We performed this prospective study on sixty two patients of acute spinal trauma. We evaluated the epidemiology of spinal trauma & various traumatic findings by MRI. MRI findings were correlated with clinical findings at admission & discharge according to ASIA impairment scale. Four types of MR signal patterns were seen in association with spinal cord injury-cord edema / non haemmorhagic cord contusion (CC), severe cord compression (SCC), cord hemorrhage (CH) and epidural heamatoma (EH). Isolated lesion of cord contusion was found in 40%. All other MR signal patterns were found to be in combination. In cord contusion we further subdivided the group into contusion of size < 3 cm and contusion of size > 3 cm to evaluate any significance of length of cord contusion. In cord heammorhage involving >1cm of the cord, focus was said to be sizable.

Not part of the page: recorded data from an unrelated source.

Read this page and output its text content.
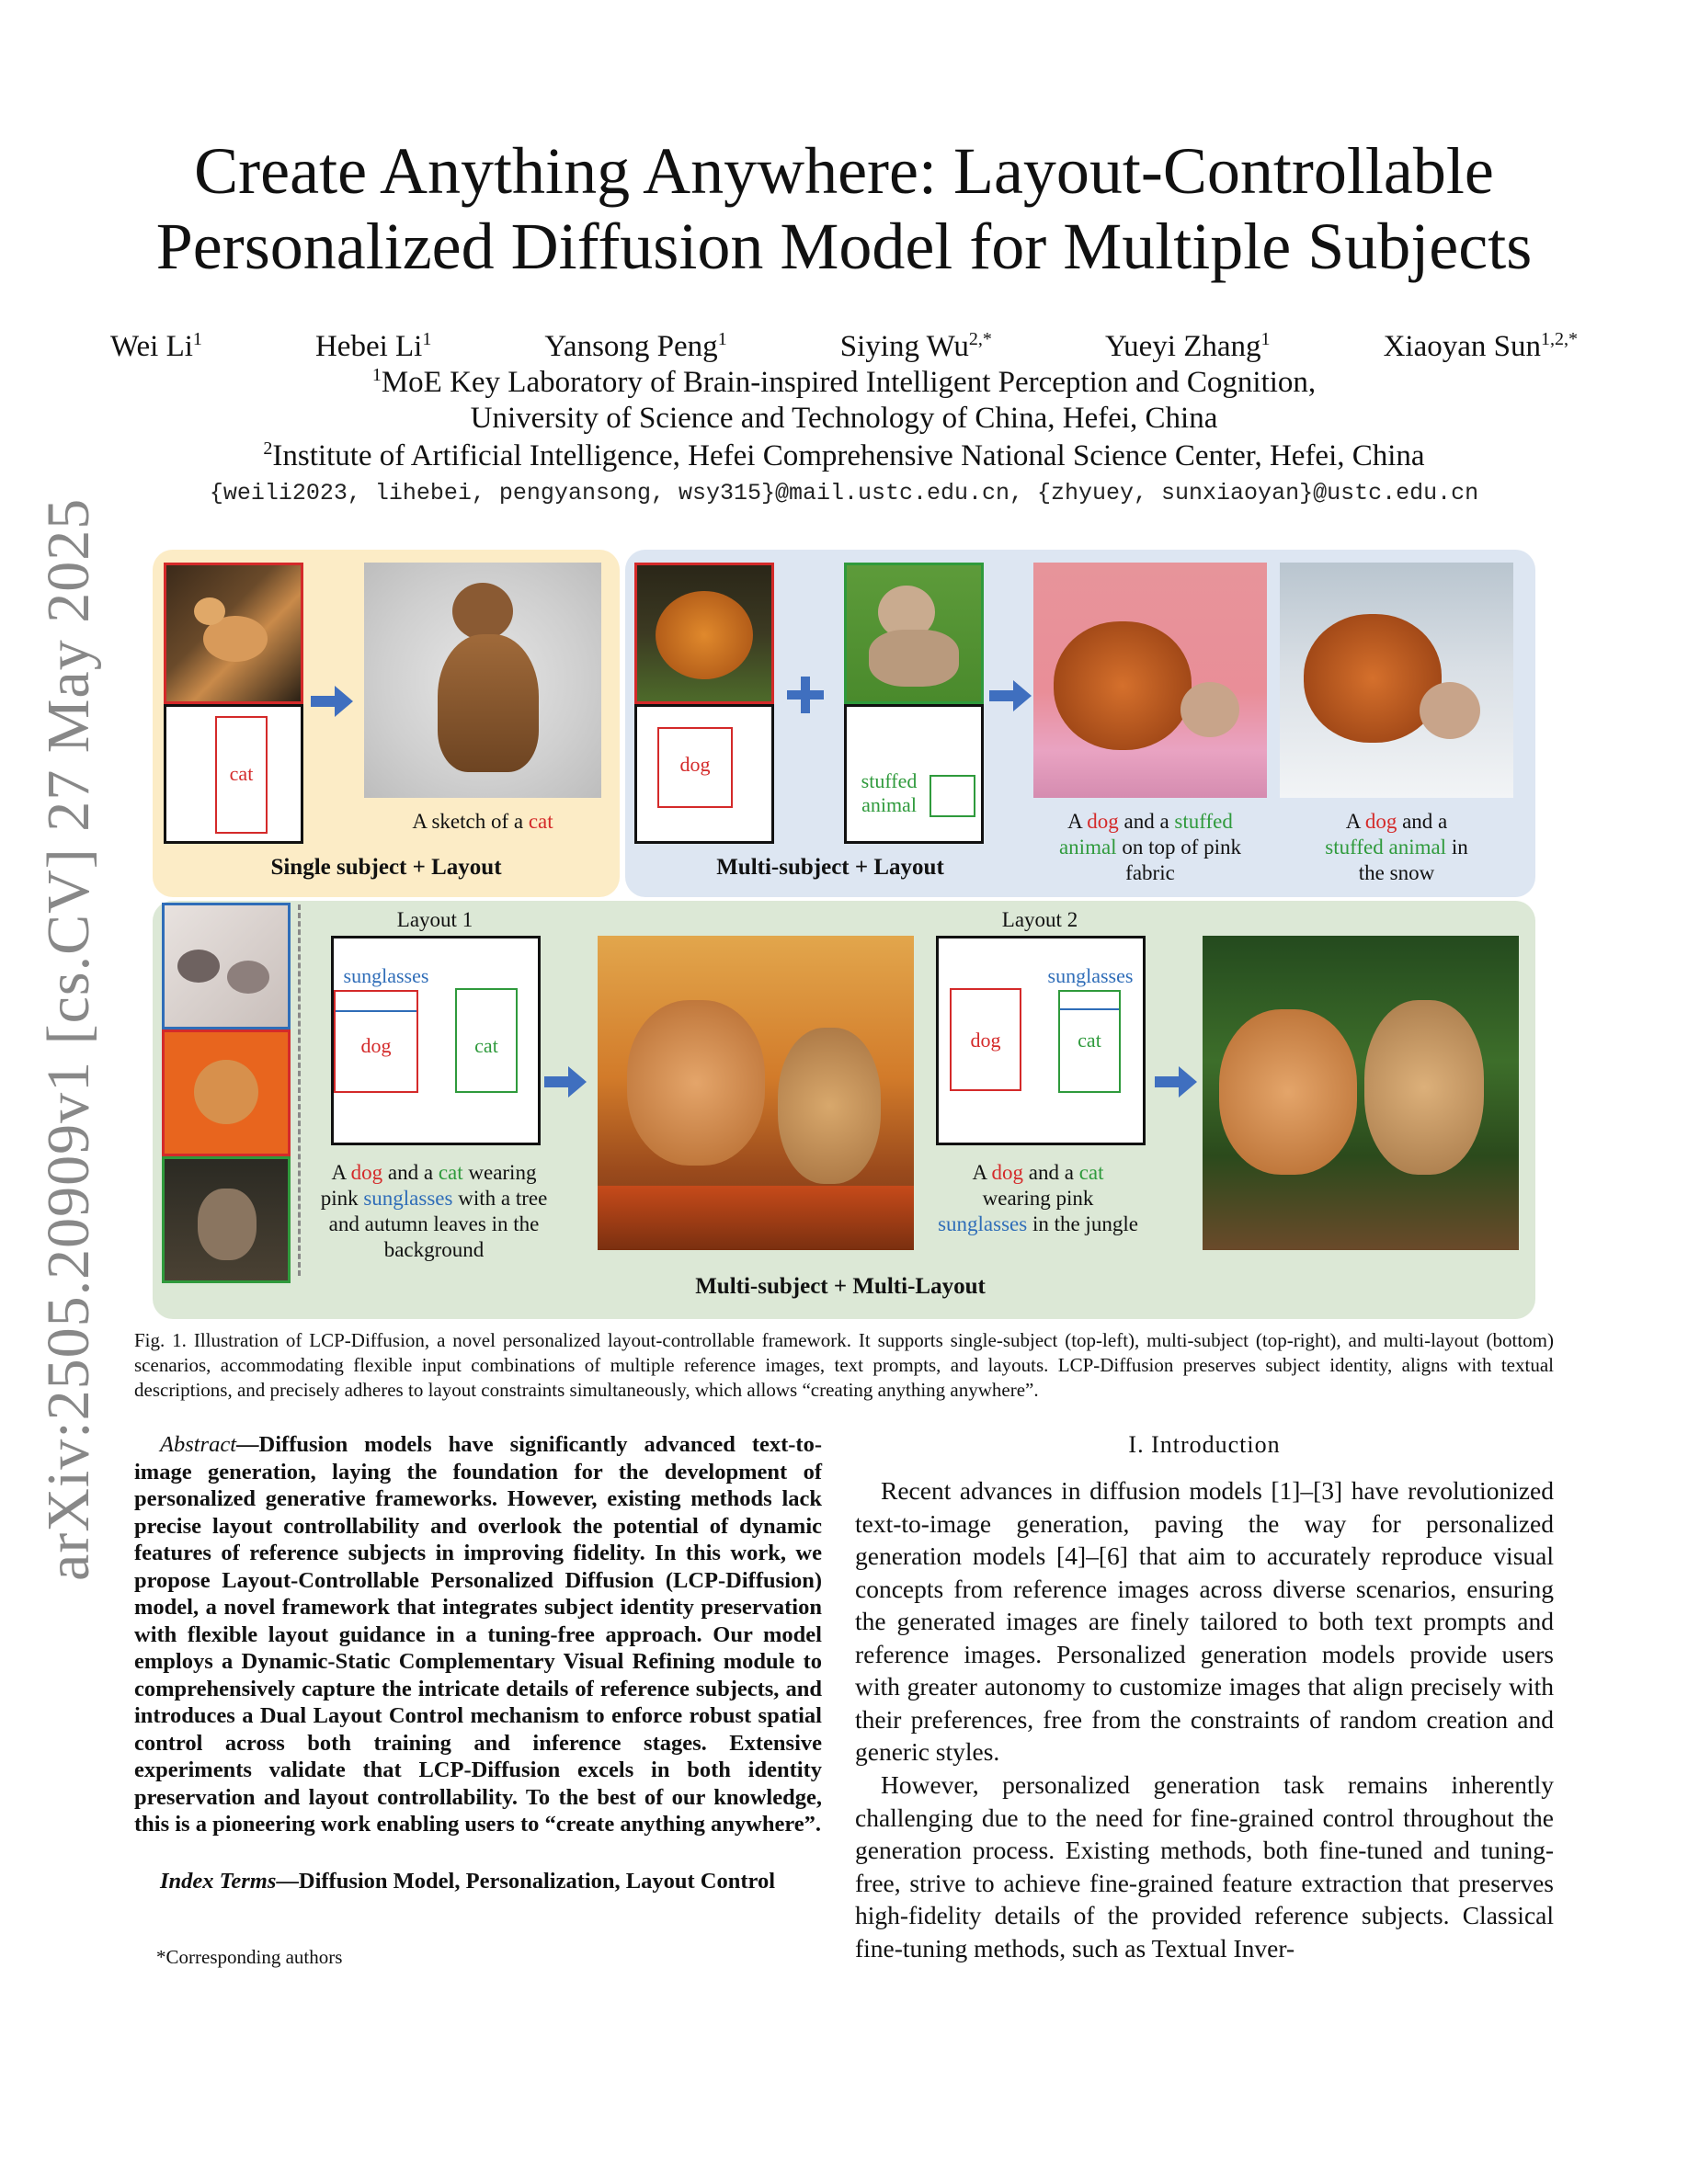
arXiv:2505.20909v1 [cs.CV] 27 May 2025
Create Anything Anywhere: Layout-Controllable
Personalized Diffusion Model for Multiple Subjects
Wei Li$^1$	Hebei Li$^1$	Yansong Peng$^1$	Siying $Wu^{2,*}$	Yueyi Zhang$^1$	Xiaoyan Sun$^{1,2,*}$
$^1$MoE Key Laboratory of Brain-inspired Intelligent Perception and Cognition,
University of Science and Technology of China, Hefei, China
$^2$Institute of Artificial Intelligence, Hefei Comprehensive National Science Center, Hefei, China
{weili2023, lihebei, pengyansong, wsy315}@mail.ustc.edu.cn, {zhyuey, sunxiaoyan}@ustc.edu.cn
cat
A sketch of a cat
Single subject + Layout
dog
stuffed
animal
A dog and a stuffed
animal on top of pink
fabric
A dog and a
stuffed animal in
the snow
Multi-subject + Layout
Layout 1
sunglasses
dog	cat
A dog and a cat wearing
pink sunglasses with a tree
and autumn leaves in the
background
Layout 2
sunglasses
dog	cat
A dog and a cat
wearing pink
sunglasses in the jungle
Multi-subject + Multi-Layout
Fig. 1. Illustration of LCP-Diffusion, a novel personalized layout-controllable framework. It supports single-subject (top-left), multi-subject (top-right), and multi-layout (bottom) scenarios, accommodating flexible input combinations of multiple reference images, text prompts, and layouts. LCP-Diffusion preserves subject identity, aligns with textual descriptions, and precisely adheres to layout constraints simultaneously, which allows “creating anything anywhere”.
Abstract—Diffusion models have significantly advanced text-to-image generation, laying the foundation for the development of personalized generative frameworks. However, existing methods lack precise layout controllability and overlook the potential of dynamic features of reference subjects in improving fidelity. In this work, we propose Layout-Controllable Personalized Diffusion (LCP-Diffusion) model, a novel framework that integrates subject identity preservation with flexible layout guidance in a tuning-free approach. Our model employs a Dynamic-Static Complementary Visual Refining module to comprehensively capture the intricate details of reference subjects, and introduces a Dual Layout Control mechanism to enforce robust spatial control across both training and inference stages. Extensive experiments validate that LCP-Diffusion excels in both identity preservation and layout controllability. To the best of our knowledge, this is a pioneering work enabling users to “create anything anywhere”.
Index Terms—Diffusion Model, Personalization, Layout Control
*Corresponding authors
I. Introduction
Recent advances in diffusion models [1]–[3] have revolutionized text-to-image generation, paving the way for personalized generation models [4]–[6] that aim to accurately reproduce visual concepts from reference images across diverse scenarios, ensuring the generated images are finely tailored to both text prompts and reference images. Personalized generation models provide users with greater autonomy to customize images that align precisely with their preferences, free from the constraints of random creation and generic styles.
However, personalized generation task remains inherently challenging due to the need for fine-grained control throughout the generation process. Existing methods, both fine-tuned and tuning-free, strive to achieve fine-grained feature extraction that preserves high-fidelity details of the provided reference subjects. Classical fine-tuning methods, such as Textual Inver-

On bivariate analysis, there was a definitive correlation of cord contusion (CC) involving <3cm & > 3cm of cord with sensory outcome. In >3cm, chances of improvement was 5.75 times lesser than in patients with CC involving <3cm of cord (odds ratio = 5.75 (95% CI: 0.95, 36), Fisher's exact p = 0.0427 (p<.05). In severe cord compression (SCC) the risk of poor outcome was more (odds ratio 4.3 and p=0.149) however was not statistically significant. It was noted that the patients in which epidural hematoma (EH) was present, no improvement was seen, however, by statistical analysis it was not a risk factor and was not related with the outcome (odds ratio – 0.5 and p = 0.22). Presence of cord oedema / non haemorrhagic contusion was not associated with poor outcome (odds ratio 0.25 and p=0.178). On multiple logistic regression / multivariate analysis for estimating prognosis, sizable focus of haemorrhage was most consistently associated with poor outcome (odds ratio −6.73 and p= 0.32) however it was not statistically significant. The risk of retaining a complete cord injury at the time of follow up for patients who initially had significant haemorrhage in cord was more than 6 fold with patients without initial haemorrhage (odds ratio 6.97 and p= .0047).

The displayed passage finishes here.